Ce sont des avantages qui, lorsqu'ils se matérialisent, vont aux organismes fédéraux et aux fournisseurs, mais le risque est plus grand pour ces derniers. Les fournisseurs doivent investir du temps et de l'énergie pour produire des propositions et ainsi se qualifier aux fins de ces instruments. C'est là un aspect normal de tout approvisionnement – les fournisseurs devant soumettre des propositions dans le cadre de tout appel d'offres sans être sûrs de se voir adjuger le contrat – , mais il faut savoir que décrocher une offre à commandes n'est pas décrocher un contrat, les deux n'étant pas à confondre, une offre à commandes n'est pas un contrat. Ainsi, les fournisseurs admis à une offre à commandes n'ont nullement la certitude d'obtenir des contrats. Il y a à cela deux raisons : 1) sauf pour les produits de base obligatoires, rien n'oblige en réalité les organismes fédéraux à honorer les offres à commandes qu'ils ont établies; 2) si des organismes optent pour des offres à commandes, rien ne garantit que tel ou tel fournisseur obtiendra un contrat. C'est ici que le bât blesse : s'il veut un contrat, un fournisseur doit être prêt à fournir les biens ou les services en question dans un délai très court; j'ai vu beaucoup d'offres à commandes assorties de délais d'exécution de 72 heures. Cela signifie que les fournisseurs doivent investir dans des stocks de marchandises ou s'assurer d'avoir accès à des ressources de qualité (dans le cas des services) pour une exécution rapide, et ce, sans la garantie d'obtenir des contrats ni de toucher des revenus.
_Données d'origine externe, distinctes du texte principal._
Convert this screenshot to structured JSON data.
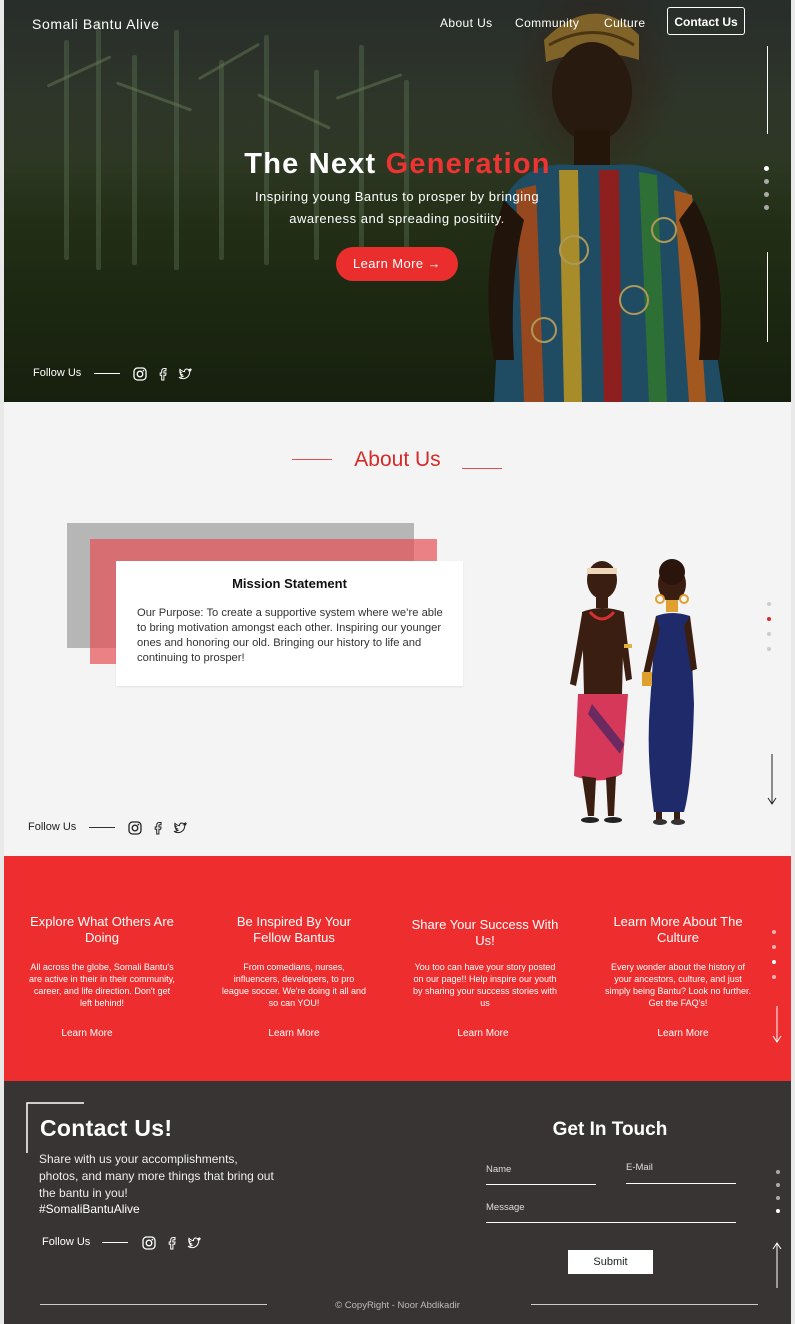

De plus, des fournisseurs m'ont souvent dit qu'ils doivent se faire concurrence et se qualifier pour des instruments multiples et aussi pour plusieurs organismes fédéraux dans ce qui demeure essentiellement la fourniture de biens ou de services semblables. Ces fournisseurs sont, plus souvent qu'à leur tour, de petites et moyennes entreprises soucieuses de décrocher des contrats auprès des organismes fédéraux, d'où leurs efforts pour être admis au plus grand nombre possible d'instruments d'approvisionnement. Et qu'advient-il lorsqu'ils sont qualifiés? Ils attendent en espérant recevoir des commandes et en espérant également qu'un organisme fédéral ne choisira pas d'obtenir les biens ou les services qu'il souhaite par un outil autre que l'offre à commandes à laquelle ils sont admis.
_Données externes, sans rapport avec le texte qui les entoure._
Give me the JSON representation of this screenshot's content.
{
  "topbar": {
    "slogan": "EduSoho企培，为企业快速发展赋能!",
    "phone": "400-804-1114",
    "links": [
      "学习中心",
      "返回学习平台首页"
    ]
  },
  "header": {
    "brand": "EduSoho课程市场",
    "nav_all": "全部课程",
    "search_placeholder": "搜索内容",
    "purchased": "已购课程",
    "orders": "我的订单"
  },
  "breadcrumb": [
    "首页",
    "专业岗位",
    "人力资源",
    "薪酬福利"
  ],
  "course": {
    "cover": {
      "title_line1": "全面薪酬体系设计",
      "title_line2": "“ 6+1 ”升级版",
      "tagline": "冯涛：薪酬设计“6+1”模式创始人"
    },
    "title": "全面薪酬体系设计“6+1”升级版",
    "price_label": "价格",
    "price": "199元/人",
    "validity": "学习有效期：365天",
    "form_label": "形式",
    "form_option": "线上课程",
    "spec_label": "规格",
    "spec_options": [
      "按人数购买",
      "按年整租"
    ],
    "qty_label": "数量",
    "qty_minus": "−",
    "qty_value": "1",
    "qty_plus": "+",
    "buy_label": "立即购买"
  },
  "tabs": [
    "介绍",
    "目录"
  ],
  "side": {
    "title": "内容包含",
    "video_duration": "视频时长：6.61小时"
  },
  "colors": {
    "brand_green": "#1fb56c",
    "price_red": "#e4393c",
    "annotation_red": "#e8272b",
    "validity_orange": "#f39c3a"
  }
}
Des solutions sont possibles à certains de ces problèmes – par exemple, en créant à l'échelle de l'administration publique un dépôt centralisé des offres à commandes des organismes fédéraux, ce qui pourrait réduire le double emploi entre organismes. Plus fondamental encore, il est nécessaire d'avoir une recherche et une analyse permettant de déterminer si les avantages attendus des offres à commandes se matérialisent vraiment. Si tel n'est pas le cas, les organismes fédéraux doivent se demander avec soin s'ils ne font pas courir de plus grands risques aux fournisseurs canadiens en optant pour de tels instruments d'approvisionnement.
Défis de la simplification de l'approvisionnement fédéral
Au cours de la dernière année, j'ai eu connaissance d'un certain nombre d'initiatives envisagées par les organismes fédéraux en vue de moderniser et de simplifier les achats de l'administration fédérale. Comme ils s'engagent dans de telles initiatives, j'ose penser qu'ils garderont à l'esprit que les achats doivent non seulement être simplifiés, mais aussi être exhaustifs et complets. Il faut s'assurer que les fournisseurs qui soumissionnent au palier fédéral comprennent bien ce qu'on attend d'eux tant pour la soumission à produire que pour les travaux devant suivre l'adjudication du contrat. Pour ce faire, il faut que les documents d'appel d'offres élaborés par les organismes fédéraux soient complets et intelligibles pour la plupart des Canadiens ou, à tout le moins, pour les fournisseurs d'une industrie donnée.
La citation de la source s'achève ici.